Hay una guitarra eléctrica que suena desde la casa de al lado. Parece ser un estudiante, porque repite todo el tiempo los mismos acordes. Me gusta.

Cuántas cosas me faltan por hacer.

Suena melancólico el comentario. Sin embargo, morir debe de ser sentir que ya no tienes nada más que realizar.

No es mi caso.

La guitarra sigue sonando. Se enreda en una especie de bucle de notas entre psicodélicas y morunas. Me siento libre al oír ese austero pero sentido solo de guitarra que me ofrece algún vecino.

Quiero actuar más.

Voy a hacer mucho más.

Aunque pensandolo bien…

Me estoy equivocando. No hay que pensar solo en lo que se quiere hacer. Eso solo me aportará experiencias, momentos, aprendizajes. Es mucho, está muy bien. Pero no debo pensar solo en lo que quiero hacer y vivir. Debo enfocarme en lo quiero conseguir.

Artesanía

Artesanía

Estoy descubriendo algo nuevo para mí. Es el placer de la artesanía. Trabajar honradamente con la madera, lijándola una y otra vez. Oler la madera… Percibir con las yemas de los dedos su grado de flexibilidad y dureza. Hacer los orificios con cuidado y luego soplar fuerte para que el polvo de serrín se escape. Medir, marcar con el lápiz. Recortarla del modo más exacto posible.
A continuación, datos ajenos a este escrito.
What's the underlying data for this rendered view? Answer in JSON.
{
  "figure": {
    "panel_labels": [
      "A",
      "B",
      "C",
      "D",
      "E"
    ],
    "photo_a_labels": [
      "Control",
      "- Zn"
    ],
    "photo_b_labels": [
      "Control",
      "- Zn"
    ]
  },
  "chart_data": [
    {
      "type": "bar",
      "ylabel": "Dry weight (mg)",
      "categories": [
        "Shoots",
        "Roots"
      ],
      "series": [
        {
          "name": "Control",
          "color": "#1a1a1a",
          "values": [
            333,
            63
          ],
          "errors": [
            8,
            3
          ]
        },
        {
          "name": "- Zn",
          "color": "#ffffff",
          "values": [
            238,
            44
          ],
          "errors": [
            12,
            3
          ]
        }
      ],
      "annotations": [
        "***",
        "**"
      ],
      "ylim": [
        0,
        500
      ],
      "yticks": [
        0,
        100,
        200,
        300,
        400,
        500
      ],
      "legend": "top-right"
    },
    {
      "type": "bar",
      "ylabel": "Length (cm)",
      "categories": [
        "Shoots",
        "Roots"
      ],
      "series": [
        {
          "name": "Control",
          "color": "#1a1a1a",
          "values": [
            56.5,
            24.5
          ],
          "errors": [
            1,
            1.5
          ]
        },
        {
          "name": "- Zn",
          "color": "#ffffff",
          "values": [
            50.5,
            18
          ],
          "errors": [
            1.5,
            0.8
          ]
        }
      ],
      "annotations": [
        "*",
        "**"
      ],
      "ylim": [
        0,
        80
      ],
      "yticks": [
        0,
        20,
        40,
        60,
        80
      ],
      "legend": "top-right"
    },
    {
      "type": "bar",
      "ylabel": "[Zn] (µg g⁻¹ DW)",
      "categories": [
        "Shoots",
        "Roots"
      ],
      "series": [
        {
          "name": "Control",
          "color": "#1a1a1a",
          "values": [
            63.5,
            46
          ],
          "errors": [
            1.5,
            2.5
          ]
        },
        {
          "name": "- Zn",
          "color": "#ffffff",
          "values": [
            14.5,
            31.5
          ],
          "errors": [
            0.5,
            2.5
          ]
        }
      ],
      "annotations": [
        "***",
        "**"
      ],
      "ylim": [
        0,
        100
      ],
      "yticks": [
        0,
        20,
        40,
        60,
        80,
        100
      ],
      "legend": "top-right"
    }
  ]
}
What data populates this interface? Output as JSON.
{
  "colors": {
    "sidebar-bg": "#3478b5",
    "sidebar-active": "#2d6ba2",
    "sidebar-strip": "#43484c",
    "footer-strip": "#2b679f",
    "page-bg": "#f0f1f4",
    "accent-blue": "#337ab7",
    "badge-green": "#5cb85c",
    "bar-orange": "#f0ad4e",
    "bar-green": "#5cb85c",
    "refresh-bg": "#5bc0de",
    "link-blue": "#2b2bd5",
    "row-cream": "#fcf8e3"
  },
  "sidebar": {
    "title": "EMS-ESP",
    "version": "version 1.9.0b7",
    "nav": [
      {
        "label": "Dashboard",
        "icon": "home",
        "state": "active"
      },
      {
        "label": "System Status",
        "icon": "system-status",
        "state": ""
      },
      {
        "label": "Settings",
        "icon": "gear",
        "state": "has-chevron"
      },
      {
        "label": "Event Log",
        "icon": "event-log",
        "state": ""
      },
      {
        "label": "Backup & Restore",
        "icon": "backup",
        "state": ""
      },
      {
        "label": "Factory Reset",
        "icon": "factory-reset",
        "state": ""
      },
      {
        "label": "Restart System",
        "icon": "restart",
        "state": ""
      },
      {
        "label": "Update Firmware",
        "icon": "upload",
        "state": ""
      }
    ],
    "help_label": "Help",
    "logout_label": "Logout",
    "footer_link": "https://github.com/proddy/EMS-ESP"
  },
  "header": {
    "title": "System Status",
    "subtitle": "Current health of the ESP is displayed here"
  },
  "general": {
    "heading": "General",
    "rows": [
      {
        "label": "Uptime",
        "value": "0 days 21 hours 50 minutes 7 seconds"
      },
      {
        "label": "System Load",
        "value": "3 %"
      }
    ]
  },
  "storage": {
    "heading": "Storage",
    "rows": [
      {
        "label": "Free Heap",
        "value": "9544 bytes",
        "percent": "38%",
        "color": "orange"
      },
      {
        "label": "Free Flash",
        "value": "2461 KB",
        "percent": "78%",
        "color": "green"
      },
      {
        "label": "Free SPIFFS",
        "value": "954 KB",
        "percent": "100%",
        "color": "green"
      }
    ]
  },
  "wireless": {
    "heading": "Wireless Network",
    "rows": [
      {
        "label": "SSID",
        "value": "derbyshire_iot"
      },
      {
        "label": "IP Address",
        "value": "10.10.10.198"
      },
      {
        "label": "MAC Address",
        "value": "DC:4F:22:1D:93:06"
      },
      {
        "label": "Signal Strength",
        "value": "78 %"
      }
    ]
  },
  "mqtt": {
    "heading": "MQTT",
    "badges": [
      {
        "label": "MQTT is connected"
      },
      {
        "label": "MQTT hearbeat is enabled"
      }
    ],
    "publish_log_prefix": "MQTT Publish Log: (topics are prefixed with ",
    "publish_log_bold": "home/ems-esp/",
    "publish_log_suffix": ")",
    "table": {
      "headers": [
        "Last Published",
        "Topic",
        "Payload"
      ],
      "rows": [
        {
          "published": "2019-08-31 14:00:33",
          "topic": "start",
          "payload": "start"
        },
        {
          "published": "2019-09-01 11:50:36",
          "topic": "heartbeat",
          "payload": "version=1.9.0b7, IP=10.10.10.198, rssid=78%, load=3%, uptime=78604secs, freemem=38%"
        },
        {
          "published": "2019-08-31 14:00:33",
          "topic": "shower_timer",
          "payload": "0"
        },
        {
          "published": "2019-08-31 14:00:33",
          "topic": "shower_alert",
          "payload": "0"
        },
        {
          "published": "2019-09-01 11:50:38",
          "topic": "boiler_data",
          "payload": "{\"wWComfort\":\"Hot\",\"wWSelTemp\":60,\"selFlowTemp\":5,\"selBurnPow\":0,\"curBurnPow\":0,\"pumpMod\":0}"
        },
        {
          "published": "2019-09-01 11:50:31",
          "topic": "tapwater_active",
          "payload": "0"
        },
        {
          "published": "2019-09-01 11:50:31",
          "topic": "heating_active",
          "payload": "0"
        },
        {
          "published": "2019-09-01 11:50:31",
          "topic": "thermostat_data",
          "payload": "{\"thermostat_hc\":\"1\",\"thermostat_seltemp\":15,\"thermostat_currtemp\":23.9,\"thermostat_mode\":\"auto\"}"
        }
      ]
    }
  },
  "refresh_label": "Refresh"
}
Golpear con el martillo sin excederme en la fuerza y dando solo los golpes imprescindibles. Mirar con un solo ojo los lados de una tabla para cerciorarme de que están perfectamente rectos, y si no lo están, volver a lijar. Cincelar,  tallar… Barnizarla, y esperar hasta secar con unas cervezas, un cansancio merecido, satisfecho, una bombilla de luz suave, una ventana y un atardecer. 175954499Y volverla a ver, por fin, al día siguiente, alegre por el reencuentro, ¡a ver qué tal estás hoy! para terminar de dar la segunda capa con un suave vaivén de muñeca. Hago el amor a la madera porque la quiero, porque es noble y buena y hasta sus nudos, y defectos me gustan, así,tal cual. Y como cada vez la conozco mejor, puedo tratarla con mayor cariño aún cada mañana. Con ella mis manos se hacen cada vez más firmes y duras, pero  al mismo tiempo, menos torpes. Más comprensivas. Sí, claro que sí. Existe algo entre ella y yo. Siento que me comprende. Hay una confianza entre nosotros. Quiero convertirme en un honesto artesano de este material noble, que procede de los troncos, que son vida, tranquila vida, de crecimiento imperceptible y gigantesco, testigo inadvertido, pero de larga y fructífera vida, que al final, perdura después de arrancada. Cuanto más la trabajo, más sabio siento que soy. Como si siempre hubiese sido carpintero, quiero envejecer así, contigo. Si no logro hacer una barca, mi nave serán el taburete y la estantería. Da igual: yo sabré sentirlo del mismo modo. En ti, madera, sea como sea, pondré mis últimos sueños de surcar los mares.